Le promenoir favori de Meg était un petit chemin très-ombragé, où croissaient plus de noisetiers qu'ailleurs; il aboutissait à une ravine qui dévalait brusquement dans l'Arve. Arrivée au bord de la ravine, Meg y faisait quelques gambades assez hasardeuses, prenant plaisir à épouvanter Paméla par ses témérités, après quoi on retournait au logis. Un jour, elle s'aperçut en détournant la tête qu'un inconnu venait derrière elle à cinquante pas de distance. Elle s'arrêta pour le regarder, il s'arrêta aussi en se donnant l'air de chercher une épingle dans l'herbe. Elle se remit en marche, il recommença de la suivre. Arrivée au bout du chemin, elle fit volte-face, l'inconnu s'adossa contre un arbre pour l'attendre au passage. C'était un petit homme entre deux âges, tiré à quatre épingles, le cou serré dans une cravate bleu de ciel, les doigts chargés de bagues, les sourcils, la moustache et les cheveux teints, un nez de furet, des yeux ternes de poisson mort qui avaient des réveils subits;—au moment où Meg passa devant lui, il en jaillit un regard de faune à l'affût d'une nymphe. Il s'aperçut que ses prunelles parlaient trop, il les éteignit comme on souffle une bougie, et salua Meg avec la bienveillance paterne d'un barbon qui aime les enfants. Il y a plusieurs manières de les aimer.

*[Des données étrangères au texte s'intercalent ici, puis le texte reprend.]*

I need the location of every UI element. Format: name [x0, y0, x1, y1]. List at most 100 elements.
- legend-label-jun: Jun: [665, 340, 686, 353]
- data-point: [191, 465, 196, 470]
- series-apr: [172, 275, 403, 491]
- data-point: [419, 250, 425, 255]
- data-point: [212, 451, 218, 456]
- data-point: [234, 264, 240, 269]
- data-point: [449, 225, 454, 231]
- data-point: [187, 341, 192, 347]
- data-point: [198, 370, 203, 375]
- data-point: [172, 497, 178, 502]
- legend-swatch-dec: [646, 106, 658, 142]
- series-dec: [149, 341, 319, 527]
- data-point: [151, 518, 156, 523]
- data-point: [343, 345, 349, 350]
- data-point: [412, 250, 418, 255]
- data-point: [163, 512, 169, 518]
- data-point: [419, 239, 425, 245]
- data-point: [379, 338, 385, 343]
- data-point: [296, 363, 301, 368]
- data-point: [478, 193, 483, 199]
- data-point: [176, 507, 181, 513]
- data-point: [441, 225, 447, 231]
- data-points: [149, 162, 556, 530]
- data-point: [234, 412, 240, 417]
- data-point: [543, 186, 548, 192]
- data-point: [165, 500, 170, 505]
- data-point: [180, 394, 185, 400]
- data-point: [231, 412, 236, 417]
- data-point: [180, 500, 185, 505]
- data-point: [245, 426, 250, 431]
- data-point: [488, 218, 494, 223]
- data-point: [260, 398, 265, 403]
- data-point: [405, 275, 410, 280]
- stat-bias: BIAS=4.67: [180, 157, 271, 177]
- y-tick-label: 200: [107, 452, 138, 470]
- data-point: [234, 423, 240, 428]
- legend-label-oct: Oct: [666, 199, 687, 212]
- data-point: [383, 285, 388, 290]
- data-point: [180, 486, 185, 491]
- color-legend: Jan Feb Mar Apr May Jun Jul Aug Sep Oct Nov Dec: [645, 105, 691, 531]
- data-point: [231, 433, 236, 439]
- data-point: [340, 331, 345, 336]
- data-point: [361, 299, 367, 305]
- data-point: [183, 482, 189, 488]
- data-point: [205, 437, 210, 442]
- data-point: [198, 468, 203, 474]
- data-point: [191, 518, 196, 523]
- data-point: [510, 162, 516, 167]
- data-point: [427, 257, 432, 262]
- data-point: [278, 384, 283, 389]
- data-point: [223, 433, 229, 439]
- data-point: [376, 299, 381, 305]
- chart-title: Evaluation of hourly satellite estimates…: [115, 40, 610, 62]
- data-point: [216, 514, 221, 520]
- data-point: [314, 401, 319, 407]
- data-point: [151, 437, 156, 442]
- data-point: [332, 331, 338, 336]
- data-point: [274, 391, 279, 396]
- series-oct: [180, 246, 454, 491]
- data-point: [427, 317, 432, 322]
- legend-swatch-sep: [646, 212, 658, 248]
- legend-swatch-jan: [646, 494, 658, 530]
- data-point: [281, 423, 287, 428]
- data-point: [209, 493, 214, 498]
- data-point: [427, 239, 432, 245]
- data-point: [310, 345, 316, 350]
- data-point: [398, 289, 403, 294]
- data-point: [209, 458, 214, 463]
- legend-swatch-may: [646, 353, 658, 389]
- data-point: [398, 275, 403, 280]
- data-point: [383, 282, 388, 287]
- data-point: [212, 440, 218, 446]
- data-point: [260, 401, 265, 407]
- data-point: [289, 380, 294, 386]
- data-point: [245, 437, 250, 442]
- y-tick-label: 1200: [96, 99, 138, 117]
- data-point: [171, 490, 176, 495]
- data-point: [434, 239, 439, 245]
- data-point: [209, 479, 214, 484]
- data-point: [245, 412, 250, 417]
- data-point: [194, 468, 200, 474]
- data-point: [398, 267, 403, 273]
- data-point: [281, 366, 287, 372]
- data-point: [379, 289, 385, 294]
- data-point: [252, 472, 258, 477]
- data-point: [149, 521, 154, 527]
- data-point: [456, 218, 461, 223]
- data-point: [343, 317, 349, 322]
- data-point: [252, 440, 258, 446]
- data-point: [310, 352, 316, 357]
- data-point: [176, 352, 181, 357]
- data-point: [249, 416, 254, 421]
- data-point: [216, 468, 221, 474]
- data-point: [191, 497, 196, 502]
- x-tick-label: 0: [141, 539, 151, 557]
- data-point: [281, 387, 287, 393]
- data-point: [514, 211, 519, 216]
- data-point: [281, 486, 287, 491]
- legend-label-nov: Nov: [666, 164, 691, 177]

Le lendemain, miss Rovel n'était pas depuis dix minutes dans le chemin sans issue lorsqu'elle vit apparaître l'inconnu, qui recommença le même manége que la veille; il en fut de même le surlendemain. Le quatrième jour, Meg, qui commençait à être intriguée et n'était pas fille à s'endormir sur ses curiosités, s'arrangea pour laisser adroitement tomber son éventail dans le gazon, fournissant ainsi à l'inconnu le prétexte qu'il guettait. Une minute après, il l'avait abordée et lui présentait son éventail en la saluant jusqu'à terre.
"Puis-je savoir comment vous vous appelez, ma belle demoiselle?" lui demanda-t-il avec un sourire un peu grimaçant.
Meg se dressa sur ses ergots. "Monsieur, répondit-elle avec hauteur, je n'ai pas l'habitude de dire mon nom aux gens qui ne me disent pas le leur."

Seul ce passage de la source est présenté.